Published in The Garland Daily News in 1980 as part of a series by Betty Roberts



George William Crossman came to this are in October, 1880, 100 years ago.  He explained his arrival by saying he “landed” in Dallas County and “wandered” to Duck Creek.

George was born near Santiago, Chile, in 1858 where his father was in the building industry.  His parents had migrated from England with many other English families who thought South America was an area with a great future.

When Mr. Crossman died in 1872, Mrs. Crossman was left with five children.  Instead of taking the family back to Bristol, England, Mrs. Crossman went to live near relatives in Massachusetts.

George was 15 when he moved to the united States.  He soon entered Valparaiso University in Illinois but left before completing a degree in commercial law.  He came to Duck Creek when he was 22.

George’s first job was in a small factory that make bedsprings for people in the area.  During the next few years he farmed, audited books for various business firms, and returned to Illinois to complete his degree.

In 1885, George was back in old Duck Creek teaching commercial classes.  He also kept books for the firm of Beaver and Embree and the firm made up of Mewshaw, Thorpe and Hunter who owned a store selling hardware and implements.

George left Duck Creek in 1886 and went to El Paso where he was bookkeeper for the El Paso Tribune.

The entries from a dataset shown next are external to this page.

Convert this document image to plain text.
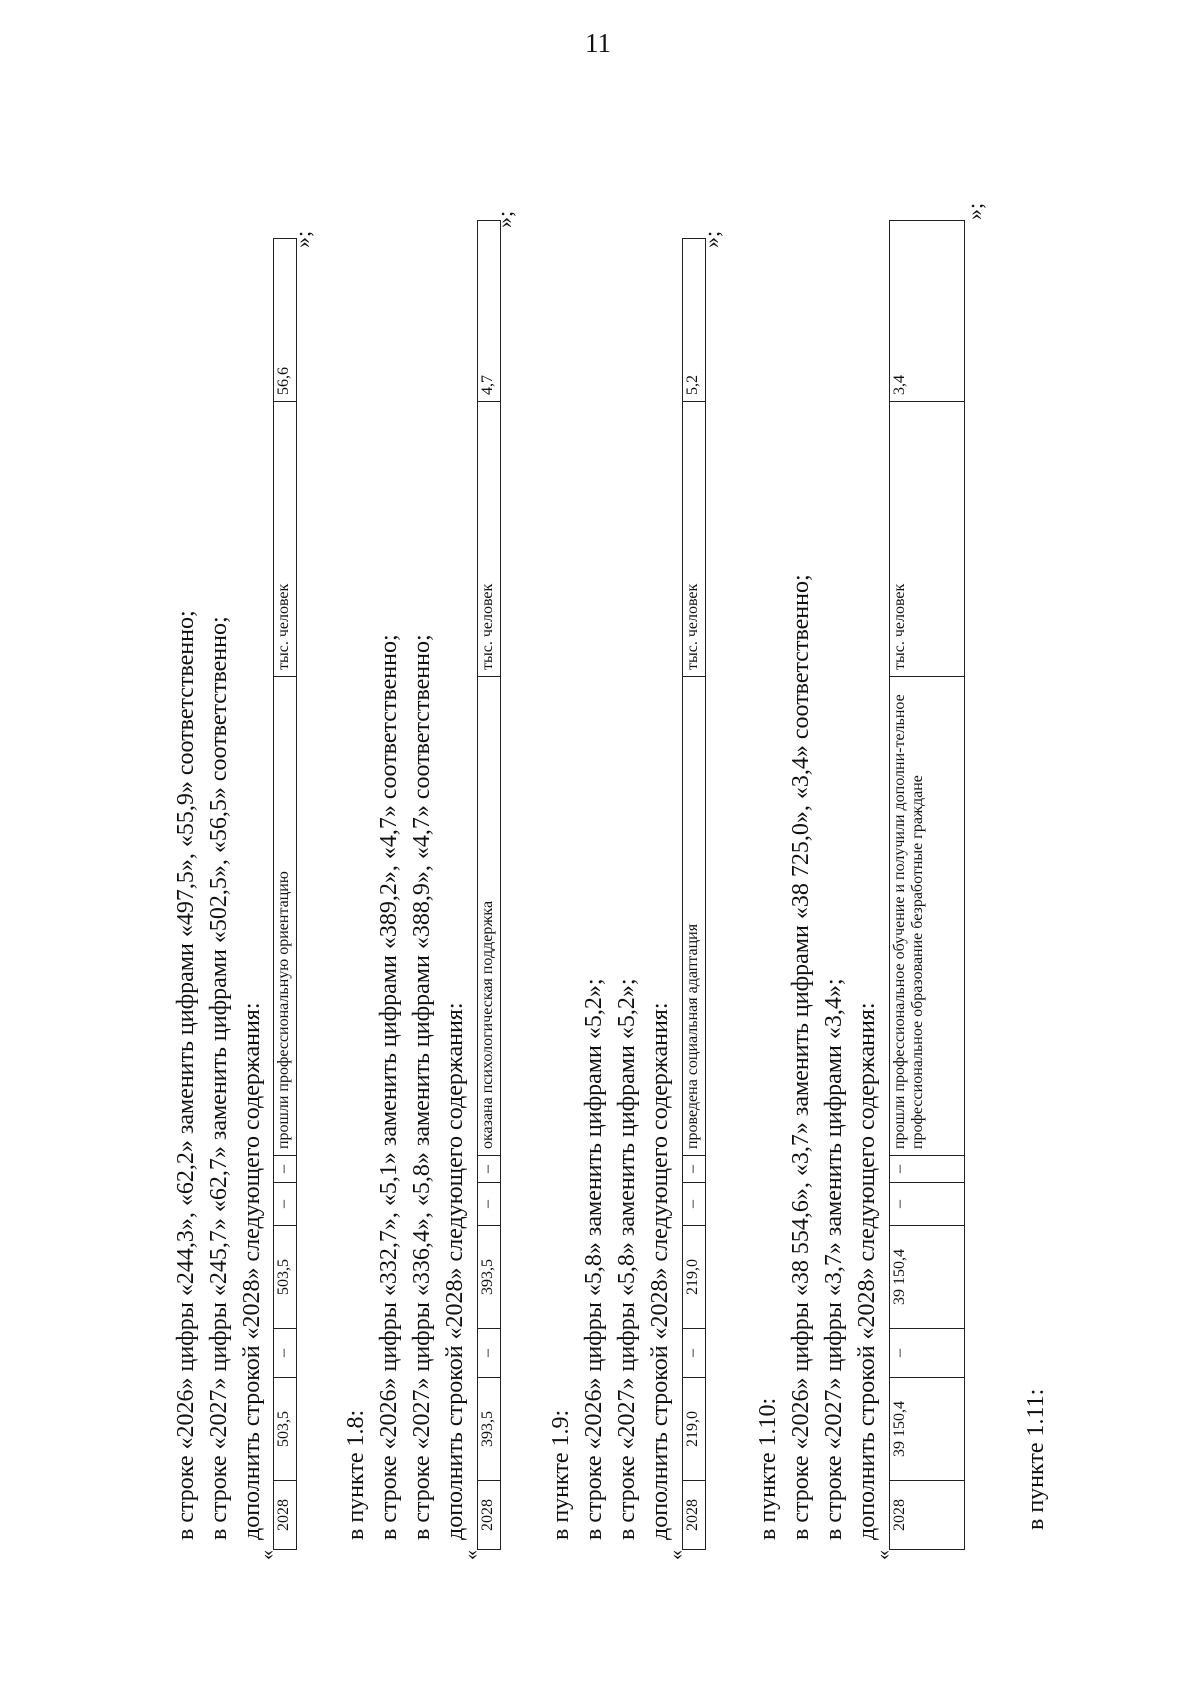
11
в строке «2026» цифры «244,3», «62,2» заменить цифрами «497,5», «55,9» соответственно; в строке «2027» цифры «245,7» «62,7» заменить цифрами «502,5», «56,5» соответственно; дополнить строкой «2028» следующего содержания:
«
2028	503,5	–	503,5	–	–	прошли профессиональную ориентацию	тыс. человек	56,6
»;
в пункте 1.8: в строке «2026» цифры «332,7», «5,1» заменить цифрами «389,2», «4,7» соответственно; в строке «2027» цифры «336,4», «5,8» заменить цифрами «388,9», «4,7» соответственно; дополнить строкой «2028» следующего содержания:
«
2028	393,5	–	393,5	–	–	оказана психологическая поддержка	тыс. человек	4,7
»;
в пункте 1.9: в строке «2026» цифры «5,8» заменить цифрами «5,2»; в строке «2027» цифры «5,8» заменить цифрами «5,2»; дополнить строкой «2028» следующего содержания:
«
2028	219,0	–	219,0	–	–	проведена социальная адаптация	тыс. человек	5,2
»;
в пункте 1.10: в строке «2026» цифры «38 554,6», «3,7» заменить цифрами «38 725,0», «3,4» соответственно; в строке «2027» цифры «3,7» заменить цифрами «3,4»; дополнить строкой «2028» следующего содержания:
«
2028	39 150,4	–	39 150,4	–	–	прошли профессиональное обучение и получили дополни-тельное профессиональное образование безработные граждане	тыс. человек	3,4
»;
в пункте 1.11:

He returned in February 1887, just in tie for the Duck Creek-Embree battle.  George was allied with EMbree and was the editor of the Embree Enterprise.

In 1888 George and R. A. Crossman as Crossman Brothers bought a grocery business in Embree.  They moved their business to the newly incorporated city of Garland and added general merchandise, grain, coal and cotton seed.  In 1890 they added fire insurance.

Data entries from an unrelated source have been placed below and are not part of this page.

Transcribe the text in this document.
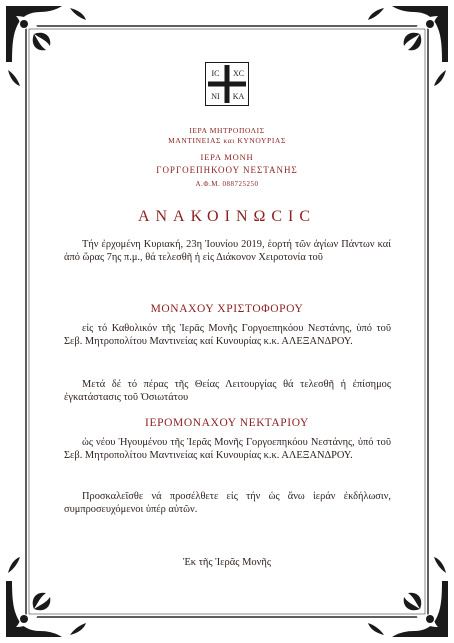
ΙC XC
ΝΙ ΚΑ
ΙΕΡΑ ΜΗΤΡΟΠΟΛΙΣ
ΜΑΝΤΙΝΕΙΑΣ και ΚΥΝΟΥΡΙΑΣ
ΙΕΡΑ ΜΟΝΗ
ΓΟΡΓΟΕΠΗΚΟΟΥ ΝΕΣΤΑΝΗΣ
Α.Φ.Μ. 088725250
ΑΝΑΚΟΙΝΩCΙC
Τήν ἐρχομένη Κυριακή, 23η Ἰουνίου 2019, ἑορτή τῶν ἁγίων Πάντων καί ἀπό ὥρας 7ης π.μ., θά τελεσθῆ ἡ εἰς Διάκονον Χειροτονία τοῦ
ΜΟΝΑΧΟΥ ΧΡΙΣΤΟΦΟΡΟΥ
εἰς τό Καθολικόν τῆς Ἱερᾶς Μονῆς Γοργοεπηκόου Νεστάνης, ὑπό τοῦ Σεβ. Μητροπολίτου Μαντινείας καί Κυνουρίας κ.κ. ΑΛΕΞΑΝΔΡΟΥ.
Μετά δέ τό πέρας τῆς Θείας Λειτουργίας θά τελεσθῆ ἡ ἐπίσημος ἐγκατάστασις τοῦ Ὁσιωτάτου
ΙΕΡΟΜΟΝΑΧΟΥ ΝΕΚΤΑΡΙΟΥ
ὡς νέου Ἡγουμένου τῆς Ἱερᾶς Μονῆς Γοργοεπηκόου Νεστάνης, ὑπό τοῦ Σεβ. Μητροπολίτου Μαντινείας καί Κυνουρίας κ.κ. ΑΛΕΞΑΝΔΡΟΥ.
Προσκαλεῖσθε νά προσέλθετε εἰς τήν ὡς ἄνω ἱεράν ἐκδήλωσιν, συμπροσευχόμενοι ὑπέρ αὐτῶν.
Ἐκ τῆς Ἱερᾶς Μονῆς
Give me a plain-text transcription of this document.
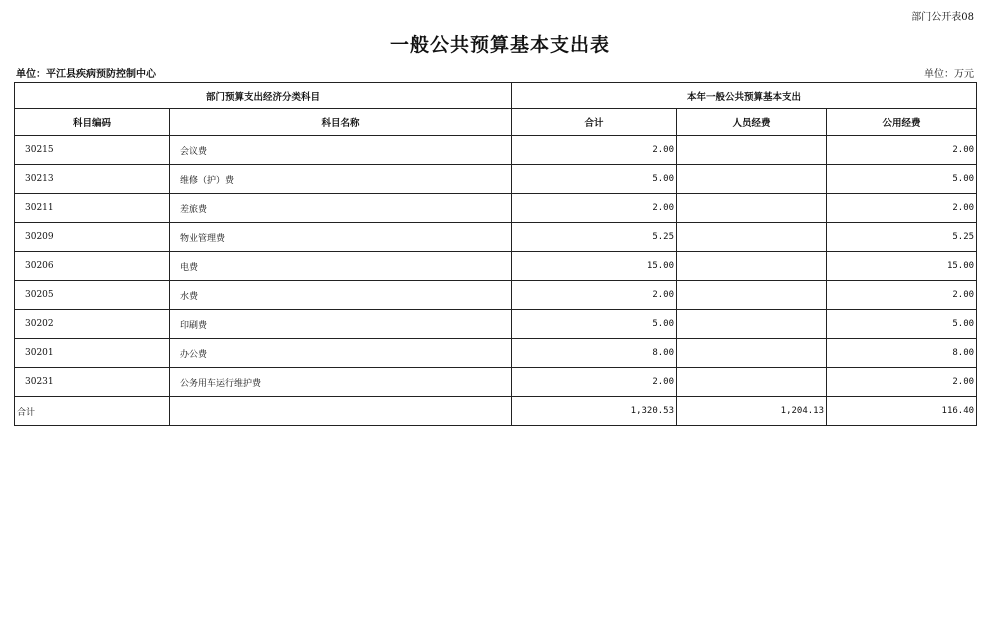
部门公开表08
一般公共预算基本支出表
单位：平江县疾病预防控制中心	单位：万元
部门预算支出经济分类科目		本年一般公共预算基本支出		
科目编码	科目名称	合计	人员经费	公用经费
30215	会议费	2.00		2.00
30213	维修（护）费	5.00		5.00
30211	差旅费	2.00		2.00
30209	物业管理费	5.25		5.25
30206	电费	15.00		15.00
30205	水费	2.00		2.00
30202	印刷费	5.00		5.00
30201	办公费	8.00		8.00
30231	公务用车运行维护费	2.00		2.00
合计		1,320.53	1,204.13	116.40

The fire in Garland on November 30, 1899, destroyed their building and stock.  They went back into business with real estate, farm loans and insurance.  For many years, Crossman Insurance was the only fire and cyclone insurance in the area.

George served as Postmaster for Garland for many years.  He was mayor in 1916 and 1917.

George married Ella Lee Sparks whose parents were early day settlers in the area.  Their first house was on the southeast corner of Glenbrook and Avenue, now the parking lot for the First Baptist Church.  George died in 1942 at the age of 84; Ella died in 1965.

George and Ella were the parents of three sons:  George Wilson Jr., Curtis D. and Robert Nathan.  G.W. lived in Dallas and was the manager of Caruth Enterprises during his later years.  R.N. lived in Jacksonville, Texas where he was associated with A.& P. foods.

Curtis stayed with the family business.  Crossman Insurance has been writing policies for 90 years.  Curtis and Curtis Jr. work together in the business.

Curtis Crossman Jr. has two daughters in Garland.  His four grandchildren attend the Garland schools.  Their great-great-grandfather taught the children of this area before there was a Garland.